India's state-run fuel retailers raised petrol and diesel prices by three rupees per litre on May 15 [1].
This adjustment marks the first fuel-price hike in four years [1]. It comes as the government seeks to stabilize the financial health of state-owned energy companies that have absorbed the shock of volatile global markets.
The price increase represents more than 3% [1]. Retailers implemented the change to recoup losses incurred due to higher global crude oil prices [1]. These financial pressures have been significant for state-run providers, which were reportedly losing about 20 rupees per litre on petrol [2].
The losses on diesel were even more severe, with state-owned retailers losing approximately 100 rupees per litre [2]. These figures highlight the gap between the cost of importing crude and the regulated prices offered to consumers at the pump.
Until this recent move, India had been among a select few countries that maintained zero petrol and diesel price changes [3]. This stability persisted even amid market volatility caused by the U.S.-Iran war [3]. However, the continued climb in crude costs eventually made the previous pricing model unsustainable for state-run firms.
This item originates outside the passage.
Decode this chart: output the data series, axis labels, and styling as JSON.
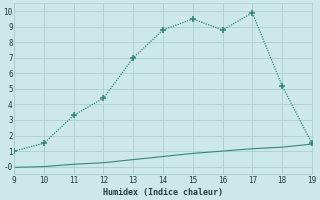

The decision to raise prices follows a period of strict price control. While the three rupee increase is a modest step compared to the total losses per litre, it signals a shift in how the state manages fuel costs during geopolitical instability.
“India's state-run fuel retailers raised petrol and diesel prices by three rupees per litre”
The end of a four-year price freeze suggests that the Indian government can no longer shield consumers from global energy shocks without risking the solvency of its state-run oil marketing companies. By allowing prices to rise, India is moving away from a policy of total price insulation, likely in response to the sustained economic pressure of the U.S.-Iran conflict and rising crude benchmarks.